Unfortunately, I’m a bad listener. (Sorry Dad)
Also unfortunately, a recent election in America has seen politics and religion creeping more and more into daily conversation and pop culture. The Gun rhetoric seems unchanged.
And so it was that my Canadian friend and I found ourselves talking to a new British acquaintance at a bar in West Hollywood on Monday night. The bartender was very friendly and we joked with him about colloquial differences (the word fries versus chips for example – riveting stuff) when I proudly proclaimed us a trio of Commonwealth “immigrants”.
“So long as you’re all legal immigrants” the Bartender shot back, pouring another PBR for the hipster at the end of the bar (just kidding, it was for me. Pabst Blue Ribbon was the cheapest beer on the menu, and I am by no means a beer connoisseur so…I’d drink anything so long as it had a 4% alcohol content or above…)
I felt my lovely Canadian friend bristle beside me, so in true Paris conversation bulldozer fashion, I tried to cover up the awkward silence with as many words as I could squeeze out of my mouth in a minute as possible.
To say the discussion took a turn for the tense would be an understatement. As our new British friend tried to make fun of his own countries recent “Brexit”, the bartender unloaded on us with his personal political views.
Apparently, (in his view) anyone in the world was a better choice than “that woman.” At least Trump was a straight talker who spoke up for the little guys, the under represented poor in small town America. Apparently, the LA elite (and this guy who clearly lived and worked in LA was somehow not included in this supposed super group) had no idea of the plight of the little guy.
“Actually on average, Trump supporters were wealthier than Hilary supporters” piped up the Brit.
The bartender rolled his eyes as he polished a glass.

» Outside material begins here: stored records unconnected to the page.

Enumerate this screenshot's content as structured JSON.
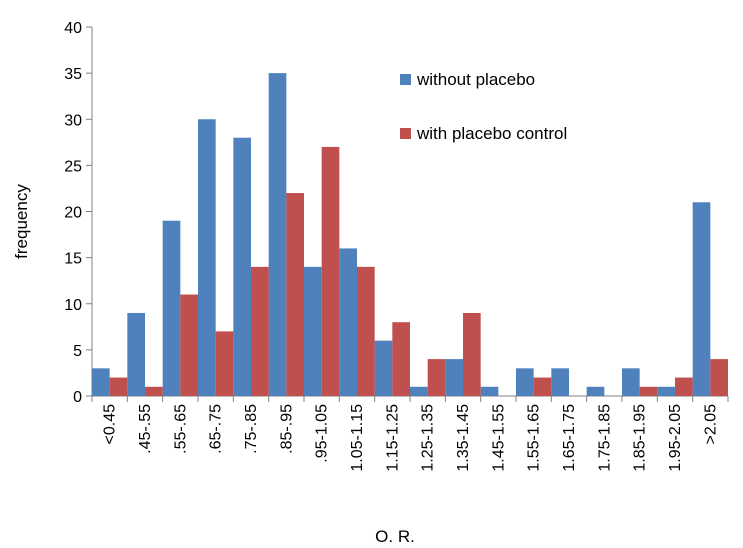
{
  "chart_data": {
    "type": "bar",
    "title": "",
    "xlabel": "O. R.",
    "ylabel": "frequency",
    "ylim": [
      0,
      40
    ],
    "yticks": [
      0,
      5,
      10,
      15,
      20,
      25,
      30,
      35,
      40
    ],
    "grid": false,
    "legend_position": "top-right",
    "categories": [
      "<0.45",
      ".45-.55",
      ".55-.65",
      ".65-.75",
      ".75-.85",
      ".85-.95",
      ".95-1.05",
      "1.05-1.15",
      "1.15-1.25",
      "1.25-1.35",
      "1.35-1.45",
      "1.45-1.55",
      "1.55-1.65",
      "1.65-1.75",
      "1.75-1.85",
      "1.85-1.95",
      "1.95-2.05",
      ">2.05"
    ],
    "series": [
      {
        "name": "without placebo",
        "color": "#4f81bd",
        "values": [
          3,
          9,
          19,
          30,
          28,
          35,
          14,
          16,
          6,
          1,
          4,
          1,
          3,
          3,
          1,
          3,
          1,
          21
        ]
      },
      {
        "name": "with placebo control",
        "color": "#c0504d",
        "values": [
          2,
          1,
          11,
          7,
          14,
          22,
          27,
          14,
          8,
          4,
          9,
          0,
          2,
          0,
          0,
          1,
          2,
          4
        ]
      }
    ]
  }
}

“And where did you get that information? Some nameless pundit on a biased news channel?”
The Brit looked thoughtful “do you mean the fake news?” he asked quietly and supposedly innocent (although my Australian sarcasm alarm went off WOOP WOOP WOOP).

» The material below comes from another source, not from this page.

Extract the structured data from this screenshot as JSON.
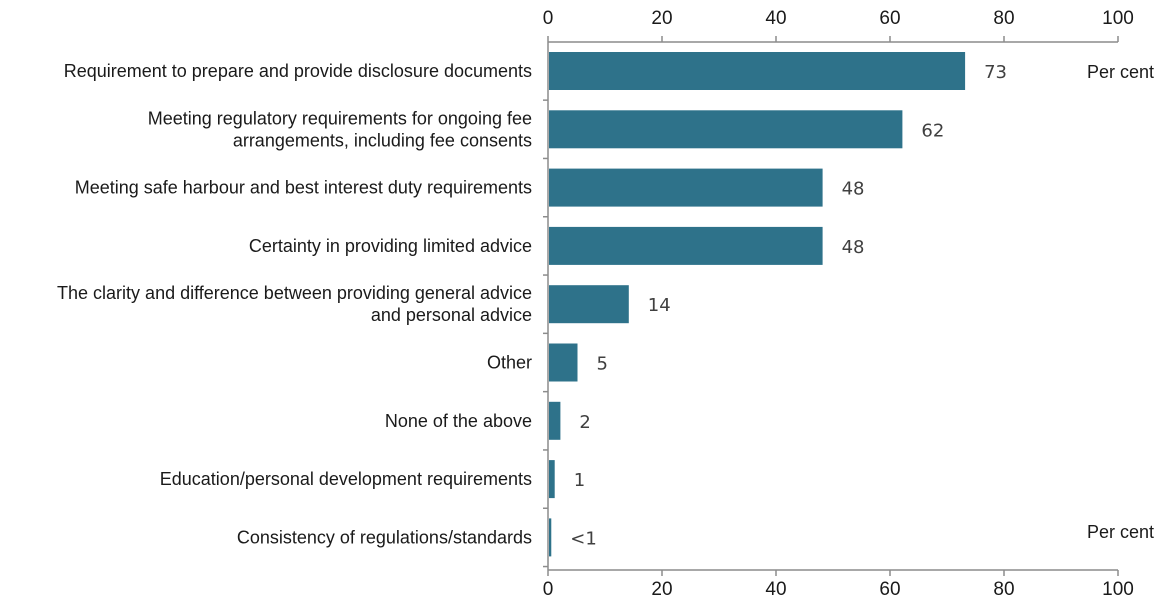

“I didn’t say those words” shot back the bartender “I’m just saying, where do they get those facts?”
“Well from conducting survey’s etc” said the Brit, still calmly sipping his beer, while beside me, I felt the Canadian growing stiffer and stiffer gripping her wine.
“HOW ABOUT THOSE HANDSHAKES EH?!” I threw in, trying to lighten the mood while also thinking “don’t ask about guns don’t ask about guns…”

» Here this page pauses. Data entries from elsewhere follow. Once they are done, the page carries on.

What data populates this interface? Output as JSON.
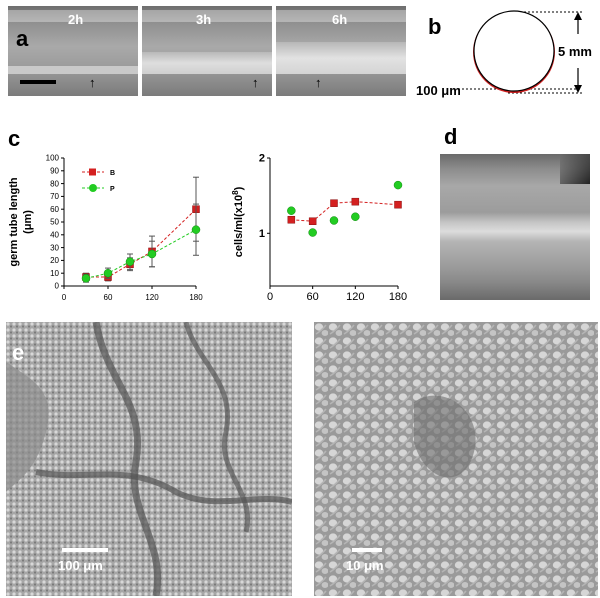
{
  "panel_a": {
    "letter": "a",
    "times": [
      "2h",
      "3h",
      "6h"
    ],
    "arrow_glyph": "↑"
  },
  "panel_b": {
    "letter": "b",
    "dim_label": "5 mm",
    "layer_label": "100 μm",
    "colors": {
      "layer": "#cc1f1f"
    }
  },
  "panel_c": {
    "letter": "c"
  },
  "panel_d": {
    "letter": "d"
  },
  "panel_e": {
    "letter": "e",
    "left_scale": "100 μm",
    "right_scale": "10 μm"
  },
  "chart_data": [
    {
      "type": "line",
      "ylabel": "germ tube length (μm)",
      "xlabel": "",
      "xlim": [
        0,
        180
      ],
      "ylim": [
        0,
        100
      ],
      "xticks": [
        0,
        60,
        120,
        180
      ],
      "yticks": [
        0,
        10,
        20,
        30,
        40,
        50,
        60,
        70,
        80,
        90,
        100
      ],
      "legend_position": "top-left",
      "series": [
        {
          "name": "B",
          "color": "#d42020",
          "marker": "square",
          "x": [
            30,
            60,
            90,
            120,
            180
          ],
          "y": [
            7,
            7,
            17,
            27,
            60
          ],
          "err": [
            3,
            3,
            5,
            12,
            25
          ]
        },
        {
          "name": "P",
          "color": "#22cc22",
          "marker": "circle",
          "x": [
            30,
            60,
            90,
            120,
            180
          ],
          "y": [
            6,
            10,
            19,
            25,
            44
          ],
          "err": [
            3,
            4,
            6,
            10,
            20
          ]
        }
      ]
    },
    {
      "type": "scatter",
      "ylabel": "cells/ml(x10",
      "ylabel_sup": "8",
      "ylabel_end": ")",
      "xlabel": "",
      "xlim": [
        0,
        180
      ],
      "ylim": [
        0.3,
        2
      ],
      "xticks": [
        0,
        60,
        120,
        180
      ],
      "yticks": [
        1,
        2
      ],
      "series": [
        {
          "name": "",
          "color": "#d42020",
          "marker": "square",
          "x": [
            30,
            60,
            90,
            120,
            180
          ],
          "y": [
            1.18,
            1.16,
            1.4,
            1.42,
            1.38
          ]
        },
        {
          "name": "",
          "color": "#22cc22",
          "marker": "circle",
          "x": [
            30,
            60,
            90,
            120,
            180
          ],
          "y": [
            1.3,
            1.01,
            1.17,
            1.22,
            1.64
          ]
        }
      ]
    }
  ]
}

The bartender continued, talking about how Trump was good for the economy, and would clean up immigration. We felt others at the bar listening in. An older couple, were on edge. At one point the male half threw in a comment and his wife whispered “BEN! Don’t! Don’t get involved.” They left shortly after.
It all ended when the Canadian asked him if he really thought a man who wanted to get rid of abortion and marriage equality, and who clearly was a misogynist should be the leader of such a large and powerful country. The other bartender AND THE bouncer reminded the politically charged bartender that his shift was over.
In fact the bouncer asked pointedly “so what are you going to do with the rest of your night off?!”
“I thought I’d talk politics” shot back our new friend, trying to lighten the mood.
The others working glared at him until he finally got the message and began logging out.
“So…did you vote for Trump?” I asked tentatively, in the ensuing awkwardness (silence hurts my ears and also… there is something wrong with me called “can’t-let-it-go-itis).
“Oh no” replied the bartender, shaking our hands on the way out as if there were no hard feelings “no I didn’t vote.”
The next round of drinks was on the house.